Figure 6. Complex SCR graft failure






  1. Bernstein JM, Perez JR, Shah HA, Emerson CP, Sanchez PG, Greditzer HGt, et al. MRI of Superior Capsular Reconstruction. Radiographics. 2020; 40(2):454-467.
  2. Samim M, Walsh P, Gyftopoulos S, Meislin R, Beltran LS. Postoperative MRI of Massive Rotator Cuff Tears. AJR Am J Roentgenol. 2018; 211(1):146-154.
  3. Denard PJ, Brady PC, Adams CR, Tokish JM, Burkhart SS. Preliminary Results of Arthroscopic Superior Capsule Reconstruction with Dermal Allograft. Arthroscopy. 2018; 34(1):93-99.
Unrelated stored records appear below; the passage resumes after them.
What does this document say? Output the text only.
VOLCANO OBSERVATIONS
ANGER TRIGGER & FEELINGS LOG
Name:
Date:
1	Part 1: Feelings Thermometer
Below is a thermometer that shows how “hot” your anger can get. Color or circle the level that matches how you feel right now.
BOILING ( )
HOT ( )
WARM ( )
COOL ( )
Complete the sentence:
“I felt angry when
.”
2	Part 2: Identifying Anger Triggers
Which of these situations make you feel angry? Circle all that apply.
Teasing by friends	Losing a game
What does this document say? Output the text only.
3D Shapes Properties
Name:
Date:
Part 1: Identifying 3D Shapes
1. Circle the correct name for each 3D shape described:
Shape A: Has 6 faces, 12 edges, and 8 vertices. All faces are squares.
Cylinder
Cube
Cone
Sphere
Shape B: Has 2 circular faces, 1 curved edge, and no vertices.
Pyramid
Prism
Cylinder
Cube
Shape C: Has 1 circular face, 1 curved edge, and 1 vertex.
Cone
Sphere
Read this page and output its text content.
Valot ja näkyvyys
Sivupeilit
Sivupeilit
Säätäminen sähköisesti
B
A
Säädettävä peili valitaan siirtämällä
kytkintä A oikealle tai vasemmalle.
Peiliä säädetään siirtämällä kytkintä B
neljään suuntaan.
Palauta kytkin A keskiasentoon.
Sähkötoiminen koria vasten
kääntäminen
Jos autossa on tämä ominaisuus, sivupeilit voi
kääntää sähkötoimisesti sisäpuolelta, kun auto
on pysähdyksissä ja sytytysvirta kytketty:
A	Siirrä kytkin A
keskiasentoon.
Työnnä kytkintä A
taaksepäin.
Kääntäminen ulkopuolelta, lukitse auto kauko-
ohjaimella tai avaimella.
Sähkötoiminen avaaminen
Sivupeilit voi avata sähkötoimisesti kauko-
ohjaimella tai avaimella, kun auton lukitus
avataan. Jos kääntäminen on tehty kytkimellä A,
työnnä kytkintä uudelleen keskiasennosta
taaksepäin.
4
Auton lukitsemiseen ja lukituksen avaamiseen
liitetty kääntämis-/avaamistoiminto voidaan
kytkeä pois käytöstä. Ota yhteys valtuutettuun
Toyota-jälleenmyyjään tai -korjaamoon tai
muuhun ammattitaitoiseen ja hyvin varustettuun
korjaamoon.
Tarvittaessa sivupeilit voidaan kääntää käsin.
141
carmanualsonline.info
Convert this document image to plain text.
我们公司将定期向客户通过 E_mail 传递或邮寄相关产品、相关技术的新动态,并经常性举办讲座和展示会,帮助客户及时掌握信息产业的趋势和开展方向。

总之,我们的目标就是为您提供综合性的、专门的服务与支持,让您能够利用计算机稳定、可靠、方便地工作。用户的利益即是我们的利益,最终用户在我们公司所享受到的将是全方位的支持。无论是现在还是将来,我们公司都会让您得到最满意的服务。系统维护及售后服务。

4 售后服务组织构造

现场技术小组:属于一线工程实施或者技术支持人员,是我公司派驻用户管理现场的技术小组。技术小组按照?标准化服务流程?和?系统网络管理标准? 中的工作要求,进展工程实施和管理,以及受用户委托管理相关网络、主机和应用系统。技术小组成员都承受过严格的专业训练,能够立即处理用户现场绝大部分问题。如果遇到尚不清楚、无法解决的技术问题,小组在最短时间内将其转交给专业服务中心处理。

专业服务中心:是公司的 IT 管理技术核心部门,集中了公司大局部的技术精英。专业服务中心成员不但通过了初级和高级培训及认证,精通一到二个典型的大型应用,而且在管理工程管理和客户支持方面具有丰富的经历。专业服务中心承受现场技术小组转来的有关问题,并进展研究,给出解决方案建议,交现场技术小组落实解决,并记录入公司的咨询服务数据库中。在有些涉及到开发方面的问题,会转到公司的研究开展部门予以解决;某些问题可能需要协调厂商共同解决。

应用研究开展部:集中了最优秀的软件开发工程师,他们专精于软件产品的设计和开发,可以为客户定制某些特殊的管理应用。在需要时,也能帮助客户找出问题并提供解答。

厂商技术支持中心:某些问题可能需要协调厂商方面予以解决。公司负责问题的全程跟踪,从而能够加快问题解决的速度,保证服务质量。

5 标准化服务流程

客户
  4. Lee SJ, Min YK. Can inadequate acromiohumeral distance improvement and poor posterior remnant tissue be the predictive factors of re-tear? Preliminary outcomes of arthroscopic superior capsular reconstruction. Knee Surg Sports Traumatol Arthrosc. 2018; 26(7):2205-2213.
  5. Denard PJ, Brady PC, Adams CR, Tokish JM, Burkhart SS. Preliminary Results of Arthroscopic Superior Capsule Reconstruction with Dermal Allograft. Arthroscopy. 2018; 34(1):93-99.
  6. Duchman KR, Mickelson DT, Little BA, et al. Graft use in the treatment of large and massive rotator cuff tears: an overview of techniques and modes of failure with MRI correlation. Skeletal Radiol. 2019; 48(1):47-55.